Na vida adulta, Natalie têm problemas com autoestima, o que influencia no lado pessoal e profissional da moça. Mesmo dando duro no trabalho, ela é propensa a servir cafés, arrumar impressoras, nem mesmo seu animal de estimação a respeita. Além de tudo isso, Natalie tem que lidar com sua assistente, um tanto “espaçosa”, mas que de alguma forma tenta abrir os olhos da protagonista, alertando-a, a ser uma pessoa mais acessível, consequentemente, encontrar o amor da sua vida.

Josh (Adam Devine), é o tipico personagem, brincalhão e desajeitado nas comédias românticas, ele é amigo de Natalie, e devido ao bloqueio que a moça sempre coloca, por não acreditar no amor, ele acaba não conseguindo expressar seus sentimentos por ela.

Certo dia, Natalie voltando do trabalho, cai em uma cilada e acaba batendo com a cabeça no pilar de uma estação de trem, de repente ela se vê em uma cama de hospital, sem entender nada, e parece que os ventos começam a soprar a seu favor. Em um mundo paralelo, a moça vê as ruas de Nova York extremamente limpas, transpirando amor, seu apartamento que outrora, era desarrumado, torna-se praticamente um apartamento de uma atriz de filme, com roupas fabulosas, um closet de fazer inveja, Natalie está desacreditada que tudo isso esteja acontecendo com ela.

Em todos os lugares que passa, ela é percebida pelos homens, em especial pelo cliente do escritório Blake (Liam Hemsworth), divertido, bonito, gentil, é o tipo de homem que veria Natalie ou não veria como seu par romântico. As cenas da manhã seguinte, com seu namorado são sempre engraçadas, mostrando que em filmes românticos, a protagonista não têm momentos íntimos, o foco é sempre o caminho de chegada a pessoa amada.

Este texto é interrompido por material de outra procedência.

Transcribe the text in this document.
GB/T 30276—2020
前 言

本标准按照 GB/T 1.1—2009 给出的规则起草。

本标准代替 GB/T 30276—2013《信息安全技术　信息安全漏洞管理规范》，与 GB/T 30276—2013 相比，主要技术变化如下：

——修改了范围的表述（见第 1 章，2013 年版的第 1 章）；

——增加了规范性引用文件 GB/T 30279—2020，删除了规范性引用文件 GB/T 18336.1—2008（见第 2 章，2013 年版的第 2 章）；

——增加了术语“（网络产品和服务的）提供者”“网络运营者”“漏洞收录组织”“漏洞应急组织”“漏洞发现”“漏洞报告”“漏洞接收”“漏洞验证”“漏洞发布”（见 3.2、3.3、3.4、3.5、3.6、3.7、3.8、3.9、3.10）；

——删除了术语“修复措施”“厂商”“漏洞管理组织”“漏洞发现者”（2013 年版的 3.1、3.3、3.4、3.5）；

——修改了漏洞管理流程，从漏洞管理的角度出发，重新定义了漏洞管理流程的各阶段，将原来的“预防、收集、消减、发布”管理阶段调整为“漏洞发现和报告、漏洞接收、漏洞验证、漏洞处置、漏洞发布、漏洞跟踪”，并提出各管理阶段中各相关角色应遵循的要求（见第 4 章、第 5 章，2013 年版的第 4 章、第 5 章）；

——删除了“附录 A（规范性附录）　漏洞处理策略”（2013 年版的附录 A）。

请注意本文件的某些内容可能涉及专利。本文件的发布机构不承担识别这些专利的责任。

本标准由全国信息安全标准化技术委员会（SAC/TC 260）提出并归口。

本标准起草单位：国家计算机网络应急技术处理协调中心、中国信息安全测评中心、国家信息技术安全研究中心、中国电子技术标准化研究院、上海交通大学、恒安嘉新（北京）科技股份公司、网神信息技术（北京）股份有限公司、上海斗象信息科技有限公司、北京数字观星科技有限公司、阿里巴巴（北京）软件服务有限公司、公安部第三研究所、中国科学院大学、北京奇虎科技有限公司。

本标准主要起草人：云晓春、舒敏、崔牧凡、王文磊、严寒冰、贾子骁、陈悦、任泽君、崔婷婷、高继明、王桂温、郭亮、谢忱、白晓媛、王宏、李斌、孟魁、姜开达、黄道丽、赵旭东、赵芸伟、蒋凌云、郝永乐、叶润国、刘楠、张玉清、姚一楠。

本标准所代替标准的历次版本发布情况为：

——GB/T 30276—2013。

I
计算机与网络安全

Parte do filme acaba se tornando cansativo, pois, sempre traz cenas esperadas e nada de novo. No mundo paralelo, Natalie vive um amor que era possível apenas nos filmes de romances assistidos por ela, no trabalho sua assistente que era sua melhor amiga acaba de se tornar sua pior inimiga, e todo o conceito criado no início do filme de que não existe rivalidade entre mulheres, cai por terra, e o vizinho “gay” de Natalie nesta terra fantasiosa é seu confidente, na minha opinião estas cenas chegam a ser engraçadas, fazendo com que voltemos a prestar atenção na história. Embora tudo esteja a mil maravilhas, Josh é a única constante entre os dois mundos, por razões óbvias, mas Natalie sabe  que  aquilo não passa de um sonho, mas a experiência para ela foi positiva, pois mostrou quem era o seu verdadeiro amor, seja no mundo fantasioso ou na vida real, e aquilo que ela estava buscando no início da trama, não era o objetivo.

O diretor de fotografia Simon Duggan foi fiel a qualidade adotada pela Netflix, tanto no mundo irreal quanto no mundo real, toda a história tem um começo, meio e fim, mas nada digno de fogos de artifícios, é um filme bastante adolescente, e traz aquele “ar” de princesa a espera do seu príncipe encantado. O filme no geral, é uma caricatura das histórias de romance que vem em destaque nos filmes e também em alguns seriados.